Internet nodes don't connect behind proxy

Internet nodes don't connect behind proxy

I am running the KNIME client on a Windows 7 PC behind my company's firewall, which also has an internet proxy that requires authentication.
In the internet options control panel on my PC, an automatic configuration script specified that lists the proxies and ports. Connecting to sites from IE or Chrome requires no addtional effort on my part, meaning I am never prompted for authentication by the proxy.

I have installed the KNIME client on my workstation. 
I am attempting to use the Download node and the HttpRetriever nodes to access an external website.

Both of these nodes fail irrespective of the Proxy Configuration I have tried.

Proxy Config #1
Preferences > General > Network Connections > Active Provider=Native
Shows a single entry as: 
Checked Schema=HTTP, Host=Dynamic, Port=Dynamic, Provider=Native, Auth=false
I cannot edit this entry, nor can I uncheck it. 

Test Results for Proxy Config #1
Executing the Download node results in "ERROR Download  0:24  Execute failed: No route to host: connect"

Executing the HttpRetriever node results in "WARN  HttpRetriever  0:12  Error retrieving https://www.fda.gov/RegulatoryInformation/Guidances/default.htm: Exception java.net.NoRouteToHostException: No route to host: connect for URL "https://www.fda.gov/RegulatoryInformation/Guidances/default.htm": No route to host: connect"

Proxy Config #2
Preferences > General > Network Connections > Active Provider=Manual
Establish entries as follows:
Checked Schema=HTTP,  Host=myproxy.company.com, Port=1234, Provider=Manual, Auth=true, User=domain\username, Password=xxxxx
Checked Schema=HTTPS, Host=myproxy.company.com, Port=1234, Provider=Manual, Auth=true, User=domain\username, Password=xxxxx
Checked Schema=SOCKS [Cleared]

Proxy bypass entries are:
Checked Host=localhost, Provider=Manual
Checked Host=127.0.0.1, Provider=Manual

Test Results for Proxy Config #2
Executing the Download node results in "ERROR Download  0:24  Execute failed: No route to host: connect"

Executing the HttpRetriever node results in "WARN  HttpRetriever  0:12  Error retrieving https://www.fda.gov/RegulatoryInformation/Guidances/default.htm: Exception java.net.NoRouteToHostException: No route to host: connect for URL "https://www.fda.gov/RegulatoryInformation/Guidances/default.htm": No route to host: connect"

One of the interesting things about Proxy Config #2 is the error log displays informational messages:
System property https.proxyPort is not set but should be 1234.
System property https.proxyHost is not set but should be myproxy.company.com.
System property http.proxyPort is not set but should be 1234.
System property http.proxyHost is not set but should be myproxy.company.com.

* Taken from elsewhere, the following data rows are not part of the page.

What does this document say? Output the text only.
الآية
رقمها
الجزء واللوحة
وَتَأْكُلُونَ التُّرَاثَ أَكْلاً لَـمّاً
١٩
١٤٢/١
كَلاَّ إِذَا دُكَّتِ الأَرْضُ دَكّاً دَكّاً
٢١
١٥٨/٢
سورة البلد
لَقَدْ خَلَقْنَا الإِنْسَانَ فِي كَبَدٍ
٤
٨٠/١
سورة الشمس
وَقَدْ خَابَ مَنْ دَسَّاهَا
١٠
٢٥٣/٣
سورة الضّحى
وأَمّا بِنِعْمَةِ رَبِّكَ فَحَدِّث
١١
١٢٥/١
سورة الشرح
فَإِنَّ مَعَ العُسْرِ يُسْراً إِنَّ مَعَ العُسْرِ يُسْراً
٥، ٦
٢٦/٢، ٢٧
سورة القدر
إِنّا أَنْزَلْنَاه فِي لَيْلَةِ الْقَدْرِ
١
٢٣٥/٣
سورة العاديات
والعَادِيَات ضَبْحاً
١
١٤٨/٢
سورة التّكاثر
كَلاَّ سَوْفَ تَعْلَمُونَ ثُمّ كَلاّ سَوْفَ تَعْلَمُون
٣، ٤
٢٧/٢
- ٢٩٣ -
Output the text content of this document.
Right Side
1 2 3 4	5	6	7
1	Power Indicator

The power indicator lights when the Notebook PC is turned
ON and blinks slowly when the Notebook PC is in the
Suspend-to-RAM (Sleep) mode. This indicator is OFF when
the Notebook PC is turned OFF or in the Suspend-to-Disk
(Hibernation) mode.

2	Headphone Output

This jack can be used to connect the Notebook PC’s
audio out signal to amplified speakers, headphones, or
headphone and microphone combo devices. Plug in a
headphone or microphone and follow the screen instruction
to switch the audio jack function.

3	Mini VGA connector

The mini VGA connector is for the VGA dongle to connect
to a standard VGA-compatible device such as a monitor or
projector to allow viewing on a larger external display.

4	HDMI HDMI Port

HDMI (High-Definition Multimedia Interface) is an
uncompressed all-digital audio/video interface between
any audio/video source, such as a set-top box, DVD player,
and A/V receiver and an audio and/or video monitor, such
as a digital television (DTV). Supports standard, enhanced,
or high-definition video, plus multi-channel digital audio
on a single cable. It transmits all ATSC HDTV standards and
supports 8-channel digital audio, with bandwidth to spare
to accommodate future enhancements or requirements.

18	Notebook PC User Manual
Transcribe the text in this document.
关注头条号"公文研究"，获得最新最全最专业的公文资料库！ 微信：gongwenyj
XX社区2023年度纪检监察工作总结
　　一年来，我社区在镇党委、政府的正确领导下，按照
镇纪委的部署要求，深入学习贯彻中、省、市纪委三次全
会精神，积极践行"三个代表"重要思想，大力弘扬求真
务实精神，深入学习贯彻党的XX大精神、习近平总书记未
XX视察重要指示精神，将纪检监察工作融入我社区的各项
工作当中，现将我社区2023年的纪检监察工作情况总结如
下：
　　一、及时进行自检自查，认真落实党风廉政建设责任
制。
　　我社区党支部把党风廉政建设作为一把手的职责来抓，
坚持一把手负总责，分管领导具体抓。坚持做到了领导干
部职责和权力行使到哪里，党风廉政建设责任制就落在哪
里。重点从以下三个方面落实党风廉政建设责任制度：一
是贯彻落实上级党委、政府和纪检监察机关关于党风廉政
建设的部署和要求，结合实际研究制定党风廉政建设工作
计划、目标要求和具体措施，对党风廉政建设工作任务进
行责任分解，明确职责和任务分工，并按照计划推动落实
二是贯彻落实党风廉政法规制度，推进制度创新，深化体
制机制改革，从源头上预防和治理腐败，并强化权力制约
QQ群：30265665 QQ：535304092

Also, restarting the KNIME client between Proxy preference changes seems to have no effect.

Proxy Config #3
Preferences > General > Network Connections > Active Provider=Direct
All Proxy entries are unchecked
All Proxy bypass entries are unchecked

Test Results for Proxy Config #3
Executing the Download node results in "ERROR Download  0:24  Execute failed: No route to host: connect"

Executing the HttpRetriever node results in "WARN  HttpRetriever  0:12  Error retrieving https://www.fda.gov/RegulatoryInformation/Guidances/default.htm: Exception java.net.NoRouteToHostException: No route to host: connect for URL "https://www.fda.gov/RegulatoryInformation/Guidances/default.htm": No route to host: connect"

There is one circumstance where I can get these nodes to work-- if I connect the PC to the Internet outside of my company's network. The exact same workflow containing these nodes works without error.

So I have some questions:
1) Do these nodes and other internet-function nodes in KNIME work behind Proxies with Authentication?

2) If so, what is the correct combination of settings to make this work? Should I try something else?

Much Thanks,
kroembke

Hi Kroembke,

I think the HttpRetriever node does unfortunately not make use of the defined proxy settings.

Cheers, Kilian

I cannot be a big help concerning the actual proxy configuration, but …:

(1) The HttpRetriever node picks up Eclipse's (resp. KNIME's) proxy configuration, no need for additional settings.

(2) I know of several users who use the Palladian HttpRetriever successfully behind an authenticated proxy server.

As the mentioned KNIME-integrated "Download" node also fails, this looks like a configuration issue to me.

-- Philipp

[edit] If you turn on DEBUG logging, there should be some additional information about the proxy servers as actually used by the HttpRetriever, which might help in localizing the issue.